St. Boniface Catholic Church was founded in 1836. According to the Archdiocese of Louisville, the church is the second oldest Catholic parish established in Louisville, Kentucky. The church was named after St. Boniface, the patron saint of Germany. Announcements in the church were written in German until 1920. At that time, the board of trustees chose to permanently conduct sermons and send announcements in English only, a reflection of the changes in the community and congregation. Many of the historic artifacts that can be viewed by visitors and members of this church edifice were brought over from the original church and many are from Italy and Munich. Walking tours are available before and after mass on Sunday mornings.
Early immigration to Kentucky and the Louisville area was largely dominated by Scottish, Irish, and English groups. During the early 1800s when slavery was still being cruelly practiced, many West African groups were forced to migrate with their owners to the city. Early German immigrants began to move into the city, many coming down from other existing German towns in Pennsylvania and Maryland. These early groups in Louisville led to the founding of St. Boniface in 1836, the first German Catholic Church established in the city. The church was built to serve Catholic parishioners immigrating to Louisville. After 1848, German and Irish immigration increased dramatically in Louisville, due to famine and political unrest in their home countries. Due to the increase of Catholic communities immigrating to Louisville, St. Boniface’s original building became too small to host all the new guests. St. Boniface received permission to build it’s new, current building in 1898. The old building stood where the parking lot next to the church is located today. The church was added to the National Register of Historic Places in 1982.

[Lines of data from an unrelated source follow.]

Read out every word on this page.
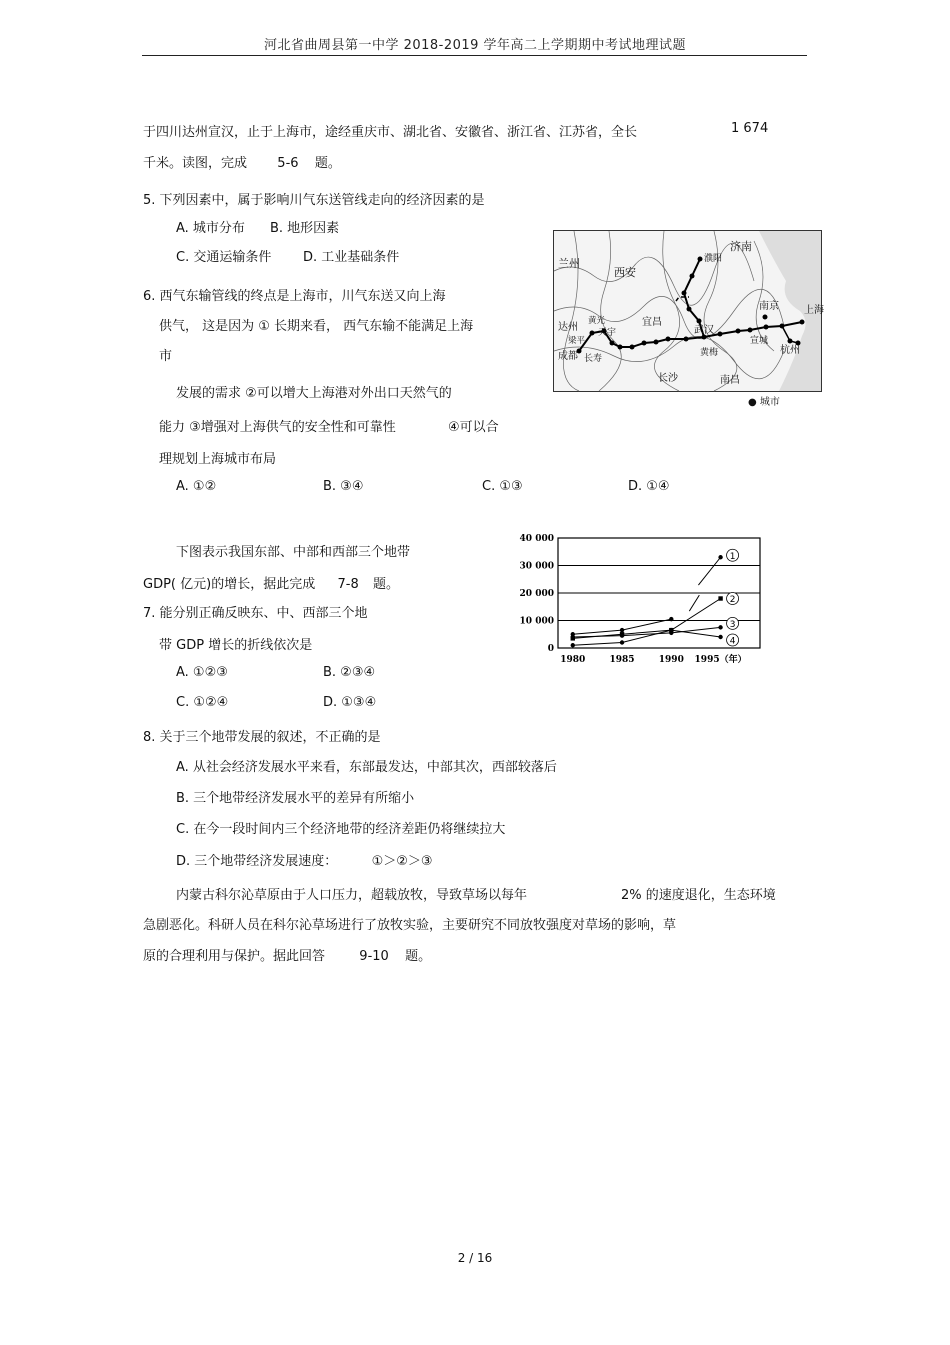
河北省曲周县第一中学 2018-2019 学年高二上学期期中考试地理试题
于四川达州宣汉，止于上海市，途经重庆市、湖北省、安徽省、浙江省、江苏省，全长	1 674
千米。读图，完成 5-6 题。
5. 下列因素中，属于影响川气东送管线走向的经济因素的是
A. 城市分布 B. 地形因素
C. 交通运输条件 D. 工业基础条件
6. 西气东输管线的终点是上海市，川气东送又向上海
供气， 这是因为 ① 长期来看， 西气东输不能满足上海
市
发展的需求 ②可以增大上海港对外出口天然气的
能力 ③增强对上海供气的安全性和可靠性	④可以合
理规划上海城市布局
A. ①②	B. ③④	C. ①③	D. ①④
兰州
西安
濮阳
济南
达州
梁平
黄光
天宇
宜昌
武汉
南京	上海
成都 长寿
黄梅
宣城
杭州
长沙	南昌
● 城市
下图表示我国东部、中部和西部三个地带
GDP( 亿元)的增长，据此完成 7-8 题。
7. 能分别正确反映东、中、西部三个地
带 GDP 增长的折线依次是
A. ①②③	B. ②③④
C. ①②④	D. ①③④
0
10 000
20 000
30 000
40 000
1980	1985	1990 1995（年）
1
2
3
4
8. 关于三个地带发展的叙述，不正确的是
A. 从社会经济发展水平来看，东部最发达，中部其次，西部较落后
B. 三个地带经济发展水平的差异有所缩小
C. 在今一段时间内三个经济地带的经济差距仍将继续拉大
D. 三个地带经济发展速度：	①＞②＞③
内蒙古科尔沁草原由于人口压力，超载放牧，导致草场以每年	2% 的速度退化，生态环境
急剧恶化。科研人员在科尔沁草场进行了放牧实验，主要研究不同放牧强度对草场的影响，草
原的合理利用与保护。据此回答	9-10 题。
2 / 16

Catholics have been recorded immigrating to Kentucky since the 1770s, but it wasn’t until the late 1700’s-early 1800s that larger groups of Catholic communities began immigrating into the state. The Diocese was created in 1808, originally known as the Roman Catholic Diocese of Bardstown. The Diocese moved from Bardstown to Louisville in 1841, then was granted Archdiocese of Louisville in 1937. Catholicism in Louisville hasn’t always had positive times. Anti-Catholicism was seen throughout Louisville and Kentucky, leading to Bloody Monday on August 6, 1855. Protestant mobs attacked Irish and German Catholic neighborhoods, leading to the deaths of twenty-two people. The attacks were politically driven and a reflection of the rise of the Know-Nothing Party. Members of the Know-Nothings were hostile to recent immigrants and members of the Catholic faith. The violence drove many Catholic immigrants away from Louisville, with many moving to Cincinnati and St. Louis. Louisville continues to have a large Catholic population while the surrounding area is primarily Protestant.
St. Boniface is in the East Market District, between downtown Louisville and the Highlands. The district includes some of the oldest neighborhoods in Louisville; Butchertown and Phoenix Hill. East Market District was home to many German immigrants in the early 1800s, which makes the location of St. Boniface so appropriate. By the late1800ss, the East Market District was a popular location for traders. Today, the East Market District is bustling yet again after several renovations to its historical buildings, as a popular artistic region in Louisville.